What is it with religion and sex?

Fear, perhaps? Fear in particular, of women...

All the 'big three', monotheistic, Abrahimic religions have misogynistic aspects; many of their leaders continue to preach anti-women and anti-sex messages to the faithful, as well as using political clout to attempt to influence the lives of non-believers as well.

Yet puritanism is growing, particularly in Islam. Where puritanism grows, people find ways for outlets, as an article in Der Spiegel shows. But as the writers illustrate, puritanism also produces results other than frustration.

The common thread is women and female sexuality. It needs to be repressed. Women are to blame for 'The Fall' – Eve tempted Adam with the apple (knowledge). You want to keep men obedient and faithful? Then keep them ignorant. And you know, it's not a man's fault if he can't resist the temptations of a woman – so she wears a veil or a burka to stop the man being tempted.

Not that such an idea is unique to Islam; after all, it's not that many years ago that, if a female rape victim was prepared to press chanrges and go to court, she'd be treated as the criminal – her sexual history (if any) would be scrutinised and blamed; the question of what she was wearing would be analysed to see if she provoked the assault.

Christianity, of course, likes its women to be a bit like the Madonna – although a dose of the whore helps, if only for the sake of maintaining (and increasing) the numbers of the faithful.
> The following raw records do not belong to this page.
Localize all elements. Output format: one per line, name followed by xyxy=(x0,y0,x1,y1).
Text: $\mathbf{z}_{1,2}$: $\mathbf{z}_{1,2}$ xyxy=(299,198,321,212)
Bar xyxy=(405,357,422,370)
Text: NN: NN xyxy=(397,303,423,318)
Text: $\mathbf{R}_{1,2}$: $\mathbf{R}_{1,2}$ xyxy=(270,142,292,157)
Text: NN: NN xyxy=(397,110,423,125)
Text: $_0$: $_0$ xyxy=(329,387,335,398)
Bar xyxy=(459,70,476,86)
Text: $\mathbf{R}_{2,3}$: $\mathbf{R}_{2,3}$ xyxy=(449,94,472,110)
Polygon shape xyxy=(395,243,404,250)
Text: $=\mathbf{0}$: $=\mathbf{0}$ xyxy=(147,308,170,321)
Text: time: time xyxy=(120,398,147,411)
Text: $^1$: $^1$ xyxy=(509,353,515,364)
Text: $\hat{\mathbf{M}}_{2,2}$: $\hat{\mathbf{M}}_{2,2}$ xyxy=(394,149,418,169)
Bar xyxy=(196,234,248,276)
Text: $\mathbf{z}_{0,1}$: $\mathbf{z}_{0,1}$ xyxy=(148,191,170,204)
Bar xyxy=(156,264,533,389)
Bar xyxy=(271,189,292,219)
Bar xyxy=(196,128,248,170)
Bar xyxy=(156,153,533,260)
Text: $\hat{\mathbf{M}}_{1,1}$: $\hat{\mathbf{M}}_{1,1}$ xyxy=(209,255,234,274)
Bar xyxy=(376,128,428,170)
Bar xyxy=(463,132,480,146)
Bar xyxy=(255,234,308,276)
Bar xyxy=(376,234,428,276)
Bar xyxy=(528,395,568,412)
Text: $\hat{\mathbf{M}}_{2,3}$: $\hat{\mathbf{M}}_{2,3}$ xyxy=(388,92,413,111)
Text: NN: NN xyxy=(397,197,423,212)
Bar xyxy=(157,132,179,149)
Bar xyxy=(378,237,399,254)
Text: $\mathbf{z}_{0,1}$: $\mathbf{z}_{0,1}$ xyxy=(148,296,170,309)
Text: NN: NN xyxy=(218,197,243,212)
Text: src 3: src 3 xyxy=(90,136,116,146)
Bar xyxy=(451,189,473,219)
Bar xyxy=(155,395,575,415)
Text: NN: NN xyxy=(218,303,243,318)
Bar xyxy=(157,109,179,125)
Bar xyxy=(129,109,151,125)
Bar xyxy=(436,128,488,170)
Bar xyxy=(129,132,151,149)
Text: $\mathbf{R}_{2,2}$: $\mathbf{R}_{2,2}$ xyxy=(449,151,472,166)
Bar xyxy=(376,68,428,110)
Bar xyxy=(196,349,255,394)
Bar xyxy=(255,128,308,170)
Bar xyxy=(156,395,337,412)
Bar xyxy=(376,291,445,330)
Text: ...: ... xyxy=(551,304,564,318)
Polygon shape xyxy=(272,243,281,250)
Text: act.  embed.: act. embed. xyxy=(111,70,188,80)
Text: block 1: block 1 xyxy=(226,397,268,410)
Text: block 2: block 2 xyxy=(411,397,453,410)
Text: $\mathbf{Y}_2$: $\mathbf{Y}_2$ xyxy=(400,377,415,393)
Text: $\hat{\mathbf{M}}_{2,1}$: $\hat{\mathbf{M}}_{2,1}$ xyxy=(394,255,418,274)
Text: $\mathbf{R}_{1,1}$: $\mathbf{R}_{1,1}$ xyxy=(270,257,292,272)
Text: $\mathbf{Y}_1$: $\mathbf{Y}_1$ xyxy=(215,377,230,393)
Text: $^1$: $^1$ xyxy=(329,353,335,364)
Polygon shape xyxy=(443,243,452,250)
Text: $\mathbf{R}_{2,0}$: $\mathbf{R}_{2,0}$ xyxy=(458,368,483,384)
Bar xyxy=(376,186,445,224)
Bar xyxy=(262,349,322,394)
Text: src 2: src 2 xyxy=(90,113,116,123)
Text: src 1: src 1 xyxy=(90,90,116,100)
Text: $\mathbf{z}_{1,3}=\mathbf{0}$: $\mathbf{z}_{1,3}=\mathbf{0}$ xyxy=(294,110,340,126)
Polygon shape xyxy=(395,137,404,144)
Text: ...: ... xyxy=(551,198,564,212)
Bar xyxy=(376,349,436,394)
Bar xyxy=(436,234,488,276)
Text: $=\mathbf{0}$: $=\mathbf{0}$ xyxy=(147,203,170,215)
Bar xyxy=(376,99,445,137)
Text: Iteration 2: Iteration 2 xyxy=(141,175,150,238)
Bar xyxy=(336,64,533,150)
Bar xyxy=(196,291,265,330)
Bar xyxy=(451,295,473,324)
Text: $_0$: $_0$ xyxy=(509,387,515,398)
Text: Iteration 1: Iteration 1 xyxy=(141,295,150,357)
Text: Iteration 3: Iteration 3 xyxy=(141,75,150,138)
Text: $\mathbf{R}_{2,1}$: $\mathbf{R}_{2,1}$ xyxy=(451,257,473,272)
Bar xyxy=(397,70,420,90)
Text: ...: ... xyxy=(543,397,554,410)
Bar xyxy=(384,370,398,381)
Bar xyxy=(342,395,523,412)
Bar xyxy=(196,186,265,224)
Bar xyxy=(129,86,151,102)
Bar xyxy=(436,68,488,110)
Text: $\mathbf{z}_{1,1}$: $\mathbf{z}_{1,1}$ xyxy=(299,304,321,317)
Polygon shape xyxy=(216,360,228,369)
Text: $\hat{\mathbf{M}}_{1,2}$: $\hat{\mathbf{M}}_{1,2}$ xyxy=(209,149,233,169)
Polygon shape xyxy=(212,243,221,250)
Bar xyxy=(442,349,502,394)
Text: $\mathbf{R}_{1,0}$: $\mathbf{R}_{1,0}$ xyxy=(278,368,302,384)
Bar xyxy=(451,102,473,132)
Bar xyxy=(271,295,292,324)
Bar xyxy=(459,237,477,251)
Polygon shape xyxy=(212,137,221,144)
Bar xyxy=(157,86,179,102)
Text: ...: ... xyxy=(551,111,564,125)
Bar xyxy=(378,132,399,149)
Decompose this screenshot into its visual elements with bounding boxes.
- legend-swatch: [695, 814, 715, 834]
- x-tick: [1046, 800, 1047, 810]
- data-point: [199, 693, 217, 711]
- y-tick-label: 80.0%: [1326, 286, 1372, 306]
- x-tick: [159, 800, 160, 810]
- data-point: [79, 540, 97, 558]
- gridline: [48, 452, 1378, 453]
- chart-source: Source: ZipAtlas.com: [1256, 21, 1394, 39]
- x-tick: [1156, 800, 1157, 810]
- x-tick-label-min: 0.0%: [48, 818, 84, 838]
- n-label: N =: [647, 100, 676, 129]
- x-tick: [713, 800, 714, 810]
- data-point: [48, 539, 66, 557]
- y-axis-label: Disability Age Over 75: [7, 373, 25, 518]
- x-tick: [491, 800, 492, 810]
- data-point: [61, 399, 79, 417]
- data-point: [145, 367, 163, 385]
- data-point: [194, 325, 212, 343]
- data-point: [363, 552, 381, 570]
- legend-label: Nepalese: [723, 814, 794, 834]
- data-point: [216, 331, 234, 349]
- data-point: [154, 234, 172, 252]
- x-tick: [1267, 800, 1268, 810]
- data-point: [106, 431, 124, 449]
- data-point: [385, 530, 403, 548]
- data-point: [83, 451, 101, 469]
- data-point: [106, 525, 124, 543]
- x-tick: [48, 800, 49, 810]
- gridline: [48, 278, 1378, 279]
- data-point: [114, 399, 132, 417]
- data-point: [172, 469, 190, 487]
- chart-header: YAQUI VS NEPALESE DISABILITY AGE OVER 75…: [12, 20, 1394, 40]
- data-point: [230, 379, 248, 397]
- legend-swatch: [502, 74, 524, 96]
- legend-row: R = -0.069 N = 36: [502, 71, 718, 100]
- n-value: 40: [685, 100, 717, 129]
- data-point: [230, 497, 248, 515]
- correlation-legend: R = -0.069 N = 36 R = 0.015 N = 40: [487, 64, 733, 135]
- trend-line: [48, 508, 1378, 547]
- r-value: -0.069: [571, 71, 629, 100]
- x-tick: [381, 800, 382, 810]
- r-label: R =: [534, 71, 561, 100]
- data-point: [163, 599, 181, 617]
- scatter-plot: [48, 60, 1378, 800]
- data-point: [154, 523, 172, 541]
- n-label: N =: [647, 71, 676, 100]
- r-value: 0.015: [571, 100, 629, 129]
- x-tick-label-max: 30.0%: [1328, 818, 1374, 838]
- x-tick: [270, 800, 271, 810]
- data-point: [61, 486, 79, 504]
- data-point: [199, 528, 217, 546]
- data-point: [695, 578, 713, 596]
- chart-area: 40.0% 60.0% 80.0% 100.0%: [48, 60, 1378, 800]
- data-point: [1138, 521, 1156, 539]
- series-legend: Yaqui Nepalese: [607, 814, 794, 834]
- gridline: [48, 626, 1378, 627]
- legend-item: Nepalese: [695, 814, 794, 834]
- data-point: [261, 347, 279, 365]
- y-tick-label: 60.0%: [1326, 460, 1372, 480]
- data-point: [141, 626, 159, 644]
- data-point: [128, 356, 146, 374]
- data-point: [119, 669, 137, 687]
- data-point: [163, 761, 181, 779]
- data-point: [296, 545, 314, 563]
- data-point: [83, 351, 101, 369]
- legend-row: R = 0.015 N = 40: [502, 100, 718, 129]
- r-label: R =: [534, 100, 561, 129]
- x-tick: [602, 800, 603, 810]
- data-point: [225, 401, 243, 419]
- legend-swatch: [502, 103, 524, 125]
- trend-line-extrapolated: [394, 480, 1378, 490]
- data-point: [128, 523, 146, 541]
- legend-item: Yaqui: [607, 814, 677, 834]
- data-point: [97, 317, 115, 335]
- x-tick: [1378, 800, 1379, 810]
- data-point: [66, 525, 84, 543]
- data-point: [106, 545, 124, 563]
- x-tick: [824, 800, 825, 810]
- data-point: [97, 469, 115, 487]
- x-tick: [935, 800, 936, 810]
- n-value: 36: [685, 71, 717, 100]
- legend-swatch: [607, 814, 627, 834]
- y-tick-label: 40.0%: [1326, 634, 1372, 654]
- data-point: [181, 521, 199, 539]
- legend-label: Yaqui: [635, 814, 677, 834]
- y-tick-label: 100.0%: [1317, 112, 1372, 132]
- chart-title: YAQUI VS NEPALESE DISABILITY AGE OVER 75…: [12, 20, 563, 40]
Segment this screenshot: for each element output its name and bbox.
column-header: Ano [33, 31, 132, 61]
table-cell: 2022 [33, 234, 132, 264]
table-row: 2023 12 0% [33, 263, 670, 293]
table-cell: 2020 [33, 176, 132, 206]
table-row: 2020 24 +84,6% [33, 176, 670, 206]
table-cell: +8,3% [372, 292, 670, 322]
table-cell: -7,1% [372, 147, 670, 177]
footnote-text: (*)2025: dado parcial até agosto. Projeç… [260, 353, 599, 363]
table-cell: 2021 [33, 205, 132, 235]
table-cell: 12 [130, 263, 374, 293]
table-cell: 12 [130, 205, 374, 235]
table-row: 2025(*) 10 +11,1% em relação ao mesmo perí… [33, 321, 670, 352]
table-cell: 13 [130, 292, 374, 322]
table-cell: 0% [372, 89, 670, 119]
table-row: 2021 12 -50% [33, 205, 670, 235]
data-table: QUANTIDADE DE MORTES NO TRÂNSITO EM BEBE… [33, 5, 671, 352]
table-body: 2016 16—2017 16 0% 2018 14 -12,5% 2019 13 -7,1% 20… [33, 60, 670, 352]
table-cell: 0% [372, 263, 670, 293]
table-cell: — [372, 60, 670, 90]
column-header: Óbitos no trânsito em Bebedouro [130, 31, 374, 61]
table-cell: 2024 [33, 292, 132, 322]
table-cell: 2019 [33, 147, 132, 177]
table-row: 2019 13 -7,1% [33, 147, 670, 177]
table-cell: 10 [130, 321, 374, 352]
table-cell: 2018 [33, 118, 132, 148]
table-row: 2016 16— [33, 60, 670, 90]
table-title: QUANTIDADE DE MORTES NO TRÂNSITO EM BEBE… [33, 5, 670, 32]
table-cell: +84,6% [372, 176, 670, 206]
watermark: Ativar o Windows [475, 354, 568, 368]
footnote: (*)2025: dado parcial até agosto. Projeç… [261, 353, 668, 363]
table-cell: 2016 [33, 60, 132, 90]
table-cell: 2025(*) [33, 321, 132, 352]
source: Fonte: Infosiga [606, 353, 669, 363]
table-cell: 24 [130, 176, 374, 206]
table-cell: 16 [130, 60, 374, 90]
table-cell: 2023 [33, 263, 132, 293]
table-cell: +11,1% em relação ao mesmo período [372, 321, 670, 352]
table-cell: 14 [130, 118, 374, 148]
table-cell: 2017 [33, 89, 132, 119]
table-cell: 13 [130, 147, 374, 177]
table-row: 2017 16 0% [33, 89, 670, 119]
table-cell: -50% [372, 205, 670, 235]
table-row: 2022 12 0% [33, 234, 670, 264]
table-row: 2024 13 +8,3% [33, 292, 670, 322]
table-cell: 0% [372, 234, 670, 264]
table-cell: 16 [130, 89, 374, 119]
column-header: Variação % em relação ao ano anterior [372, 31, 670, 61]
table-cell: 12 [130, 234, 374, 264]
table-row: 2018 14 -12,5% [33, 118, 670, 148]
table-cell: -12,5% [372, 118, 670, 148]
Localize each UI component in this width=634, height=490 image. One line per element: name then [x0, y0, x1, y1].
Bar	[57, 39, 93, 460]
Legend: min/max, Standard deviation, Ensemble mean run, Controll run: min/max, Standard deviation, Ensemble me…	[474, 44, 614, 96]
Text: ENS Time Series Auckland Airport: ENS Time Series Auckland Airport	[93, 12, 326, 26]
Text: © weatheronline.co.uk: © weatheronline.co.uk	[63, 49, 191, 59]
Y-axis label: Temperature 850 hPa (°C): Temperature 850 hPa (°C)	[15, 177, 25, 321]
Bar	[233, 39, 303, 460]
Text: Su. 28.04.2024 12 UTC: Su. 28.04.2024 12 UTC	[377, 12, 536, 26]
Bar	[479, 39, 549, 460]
Ideas of monogamy and marriage and anti-abortion and anti-contraception (some of these varying across the Chritsian sects) help to avoid the faithful woman's inner whore escaping too much.

To (slightly) paraphrase Bertrand Russell: "religion... has been and still is the principal enemy of moral progress in the world."

Or, as the Spiegel article points out, it's downright immature and unhealthy.